Nevertheless, his comments during his weekly televised address, took sharp aim at Exxon Mobil and, by extension, the Bush administration.
He described Exxon's management as imperialist bandits who form part of a US government-backed campaign to destabilise Venezuela.
"If you end up freezing [Venezuelan] assets and it harms us, we're going to harm you," Mr Chavez said.
"Do you know how?
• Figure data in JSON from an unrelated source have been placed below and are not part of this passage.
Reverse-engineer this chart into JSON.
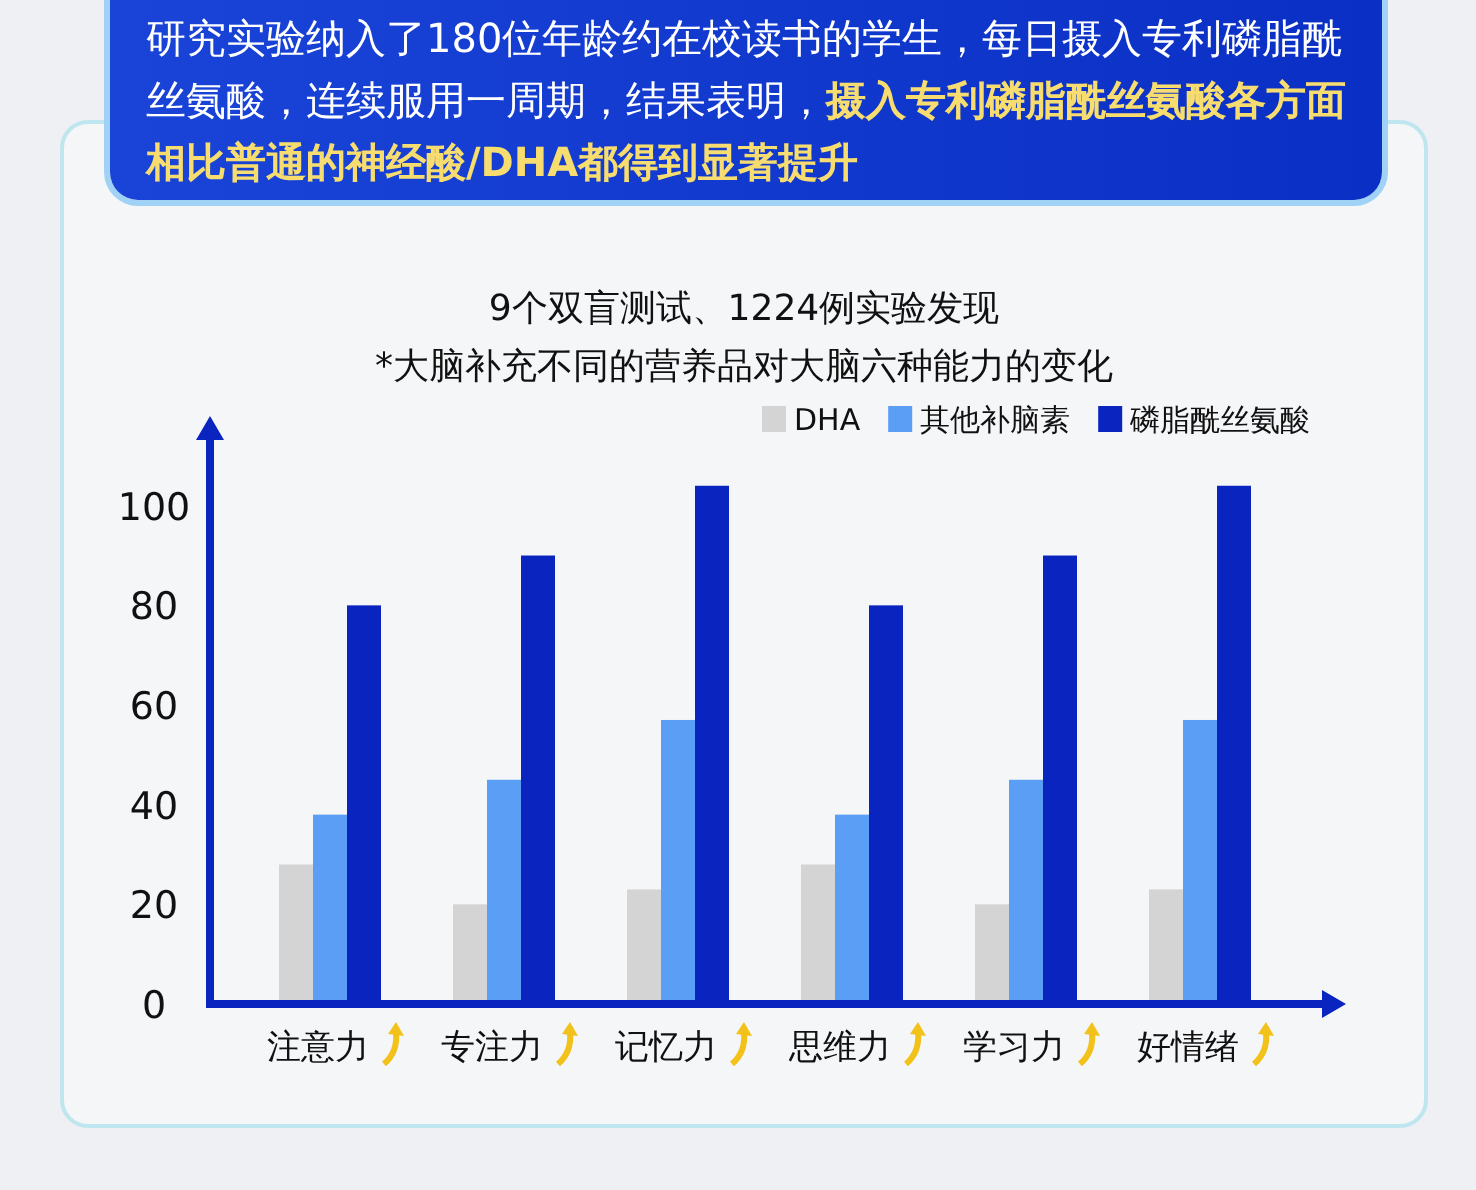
{
  "chart_data": {
    "type": "bar",
    "title": "9个双盲测试、1224例实验发现",
    "subtitle": "*大脑补充不同的营养品对大脑六种能力的变化",
    "annotations": [
      "研究实验纳入了180位年龄约在校读书的学生，每日摄入专利磷脂酰丝氨酸，连续服用一周期，结果表明，**摄入专利磷脂酰丝氨酸各方面相比普通的神经酸/DHA都得到显著提升**"
    ],
    "categories": [
      "注意力",
      "专注力",
      "记忆力",
      "思维力",
      "学习力",
      "好情绪"
    ],
    "series": [
      {
        "name": "DHA",
        "color": "#d4d4d4",
        "values": [
          28,
          20,
          23,
          28,
          20,
          23
        ]
      },
      {
        "name": "其他补脑素",
        "color": "#5a9ef6",
        "values": [
          38,
          45,
          57,
          38,
          45,
          57
        ]
      },
      {
        "name": "磷脂酰丝氨酸",
        "color": "#0a24bf",
        "values": [
          80,
          90,
          104,
          80,
          90,
          104
        ]
      }
    ],
    "ylim": [
      0,
      118
    ],
    "yticks": [
      0,
      20,
      40,
      60,
      80,
      100
    ],
    "grid": false,
    "legend": "top right"
  }
}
We aren't going to send oil to the US. Take note, Mr Bush, Mr Danger."
At the heart of the dispute is last year's decision to take over oil projects in the Orinoco Belt, a move Mr Chavez has argued will bring billions of dollars back to the Venezuelan people.
Exxon Mobil refused to sell a majority stake to the Venezuelan government.
It has taken its case for compensation to the International Centre for Settlement of Investment Disputes, a process that could take years.
It has not indicated how much compensation it wants for the 41.7% stake in the Orinoco Belt oil field - worth an estimated $750m (£370m).
Last week, the company won temporary court orders in the UK, the Netherlands and the Caribbean freezing Venezuelan assets worth up to $12bn (£6bn).
Another order in a New York court froze up to $315m of funds of the state-run Venezuelan oil company, PDVSA.
Further hearings are scheduled later this month in New York and London.
It will be a tough fight, says the BBC's James Ingham in Caracas.
Mr Chavez is a strong leader who rails against what he calls the evils of capitalism while Exxon is renowned as a tough corporate player.
Cutting off oil deliveries to the US would be damaging to Caracas as well as Washington.
The US is not only Venezuela's biggest market but is also home to refineries that specialise in the heavy sour crude oil Venezuela exports.
The threat, then, may be too risky for Mr Chavez to carry out, our correspondent says.